Chiamparino: "Tratti di disumanità inammissibili", ma resta l'amarezza per Farchione: "Se mi faranno un'offerta la valuterò per andare via"

Non sarà licenziato l'operaio della "Oerlikon Graziano" di Rivoli, nel Torinese, dopo essersi sottoposto a un trapianto. Lo ha annunciato il presidente della Regione Piemonte, Sergio Chiamparino, spiegando che "i rappresentanti locali della multinazionale svizzera mi hanno assicurato di voler ritirare la loro decisione che presentava tratti di disumanità inammissibili". I colleghi dell'uomo avevano proclamato per solidarietà uno sciopero.

Lo sfogo di Farchione a Tgcom24: "Mi diranno a breve quando riprendere e cosa fare. Tornerò ma sono molto deluso per come sono andate le cose. Con tutto questo polverone che si è sollevato ora hanno revocato il licenziamento. Ma se mi faranno un'offerta preferirei valutarla e andarmene.

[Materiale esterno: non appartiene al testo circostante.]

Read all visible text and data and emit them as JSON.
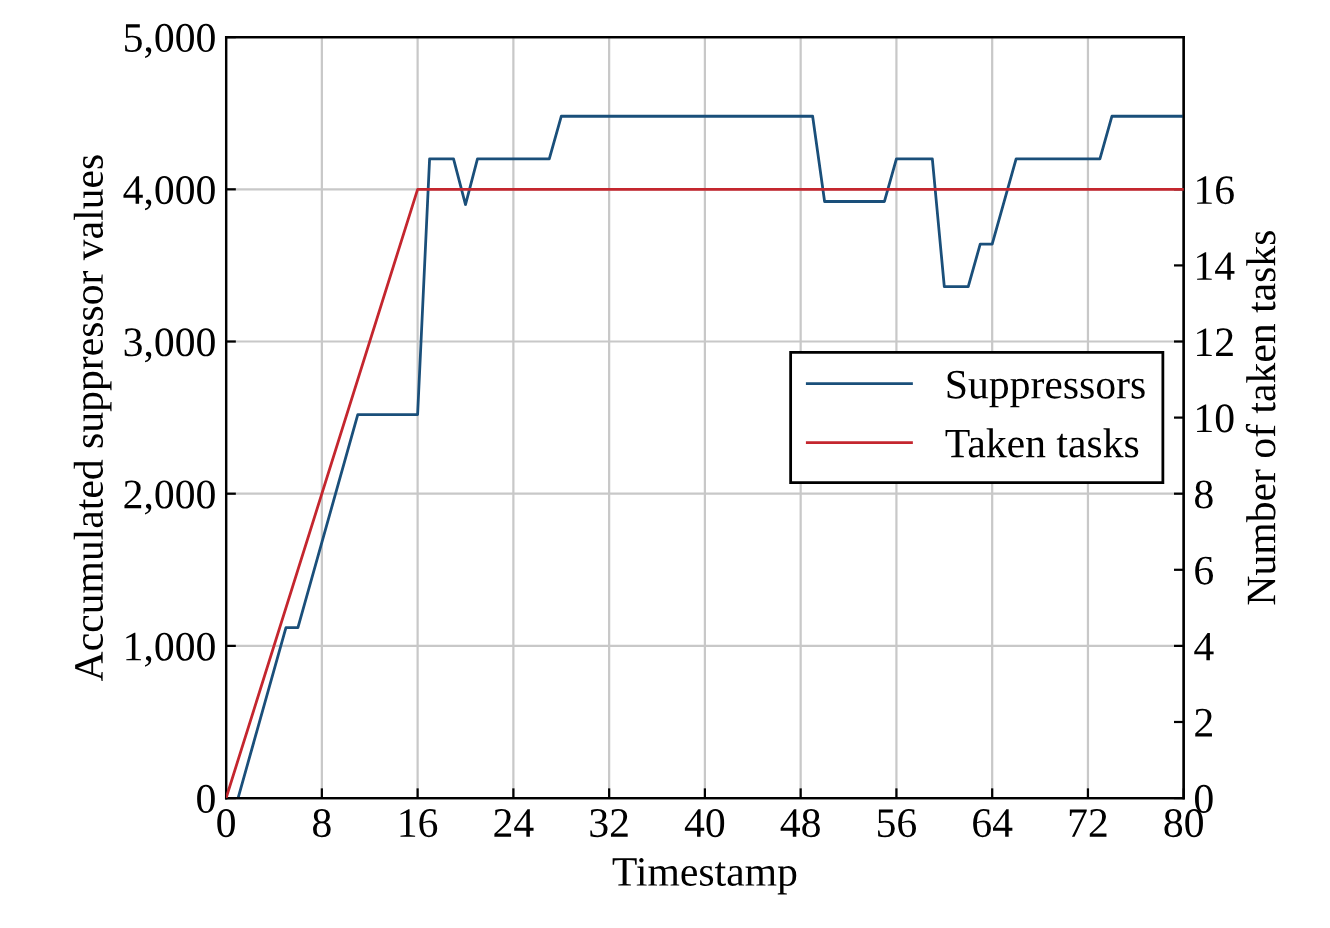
{
  "chart_data": {
    "type": "line",
    "xlabel": "Timestamp",
    "ylabel": "Accumulated suppressor values",
    "y2label": "Number of taken tasks",
    "xlim": [
      0,
      80
    ],
    "xticks": [
      0,
      8,
      16,
      24,
      32,
      40,
      48,
      56,
      64,
      72,
      80
    ],
    "ylim": [
      0,
      5000
    ],
    "yticks": [
      0,
      {
        "value": 1000,
        "label": "1,000"
      },
      {
        "value": 2000,
        "label": "2,000"
      },
      {
        "value": 3000,
        "label": "3,000"
      },
      {
        "value": 4000,
        "label": "4,000"
      },
      {
        "value": 5000,
        "label": "5,000"
      }
    ],
    "y2lim": [
      0,
      20
    ],
    "y2ticks": [
      0,
      2,
      4,
      6,
      8,
      10,
      12,
      14,
      16
    ],
    "grid": true,
    "legend": "right",
    "marker": "none",
    "line_style": "solid",
    "series": [
      {
        "name": "Suppressors",
        "color": "#1a4f7a",
        "x": [
          1,
          5,
          6,
          11,
          16,
          17,
          19,
          20,
          21,
          27,
          28,
          49,
          50,
          55,
          56,
          59,
          60,
          62,
          63,
          64,
          66,
          73,
          74,
          80
        ],
        "values": [
          0,
          1120,
          1120,
          2520,
          2520,
          4200,
          4200,
          3900,
          4200,
          4200,
          4480,
          4480,
          3920,
          3920,
          4200,
          4200,
          3360,
          3360,
          3640,
          3640,
          4200,
          4200,
          4480,
          4480
        ]
      },
      {
        "name": "Taken tasks",
        "color": "#c4262e",
        "axis": "y2",
        "x": [
          0,
          16,
          80
        ],
        "values": [
          0,
          16,
          16
        ]
      }
    ]
  }
}
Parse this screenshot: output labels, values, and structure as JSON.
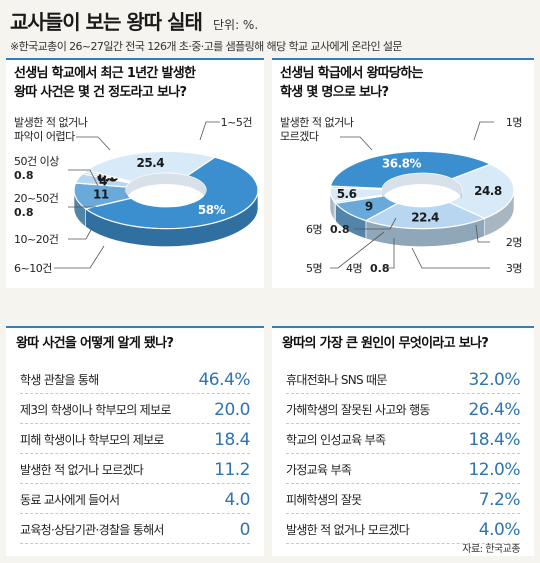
{
  "header": {
    "title": "교사들이 보는 왕따 실태",
    "unit": "단위: %.",
    "note": "※한국교총이 26~27일간 전국 126개 초·중·고를 샘플링해 해당 학교 교사에게 온라인 설문"
  },
  "colors": {
    "dark": "#3c8fce",
    "mid": "#6aaadb",
    "light": "#b8d6ef",
    "pale": "#d8e9f7",
    "accent_value": "#2e74b5"
  },
  "chart_data": [
    {
      "type": "pie",
      "title": "선생님 학교에서 최근 1년간 발생한 왕따 사건은 몇 건 정도라고 보나?",
      "title_lines": [
        "선생님 학교에서 최근 1년간 발생한",
        "왕따 사건은 몇 건 정도라고 보나?"
      ],
      "series": [
        {
          "values": [
            58,
            11,
            4,
            0.8,
            0.8,
            25.4
          ],
          "categories": [
            "1~5건",
            "6~10건",
            "10~20건",
            "20~50건",
            "50건 이상",
            "발생한 적 없거나 파악이 어렵다"
          ]
        }
      ],
      "value_labels": [
        "58%",
        "11",
        "4",
        "0.8",
        "0.8",
        "25.4"
      ],
      "callouts": {
        "c1": "1~5건",
        "c2": "6~10건",
        "c3": "10~20건",
        "c4": "20~50건",
        "c4v": "0.8",
        "c5": "50건 이상",
        "c5v": "0.8",
        "c6a": "발생한 적 없거나",
        "c6b": "파악이 어렵다"
      }
    },
    {
      "type": "pie",
      "title": "선생님 학급에서 왕따당하는 학생 몇 명으로 보나?",
      "title_lines": [
        "선생님 학급에서 왕따당하는",
        "학생 몇 명으로 보나?"
      ],
      "series": [
        {
          "values": [
            24.8,
            22.4,
            9,
            0.8,
            5.6,
            0.8,
            36.8
          ],
          "categories": [
            "1명",
            "2명",
            "3명",
            "4명",
            "5명",
            "6명",
            "발생한 적 없거나 모르겠다"
          ]
        }
      ],
      "value_labels": [
        "24.8",
        "22.4",
        "9",
        "",
        "5.6",
        "",
        "36.8%"
      ],
      "callouts": {
        "c1": "1명",
        "c2": "2명",
        "c3": "3명",
        "c4": "4명",
        "c4v": "0.8",
        "c5": "5명",
        "c6": "6명",
        "c6v": "0.8",
        "c7a": "발생한 적 없거나",
        "c7b": "모르겠다"
      }
    },
    {
      "type": "table",
      "title": "왕따 사건을 어떻게 알게 됐나?",
      "categories": [
        "학생 관찰을 통해",
        "제3의 학생이나 학부모의 제보로",
        "피해 학생이나 학부모의 제보로",
        "발생한 적 없거나 모르겠다",
        "동료 교사에게 들어서",
        "교육청·상담기관·경찰을 통해서"
      ],
      "values": [
        46.4,
        20.0,
        18.4,
        11.2,
        4.0,
        0
      ],
      "value_labels": [
        "46.4%",
        "20.0",
        "18.4",
        "11.2",
        "4.0",
        "0"
      ]
    },
    {
      "type": "table",
      "title": "왕따의 가장 큰 원인이 무엇이라고 보나?",
      "categories": [
        "휴대전화나 SNS 때문",
        "가해학생의 잘못된 사고와 행동",
        "학교의 인성교육 부족",
        "가정교육 부족",
        "피해학생의 잘못",
        "발생한 적 없거나 모르겠다"
      ],
      "values": [
        32.0,
        26.4,
        18.4,
        12.0,
        7.2,
        4.0
      ],
      "value_labels": [
        "32.0%",
        "26.4%",
        "18.4%",
        "12.0%",
        "7.2%",
        "4.0%"
      ]
    }
  ],
  "source": "자료: 한국교총"
}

Ma intanto comincio."

L'uomo era rientrato in fabbrica otto mesi dopo un trapianto al fegato. "Mi hanno fatto una visita e mi hanno dichiarato inabile, mi hanno costretto a tre settimane di ferie forzate e poi mi è arrivata la lettera di licenziamento", ha racconta Antonio Forchione, 55 anni.

Fim, Fiom e Uilm avevano proclamato subito uno sciopero di due ore su tutti i turni. La Oerlikon Graziano, azienda metalmeccanica, ha circa 700 dipendenti a Rivoli, oltre 1.500 in Italia.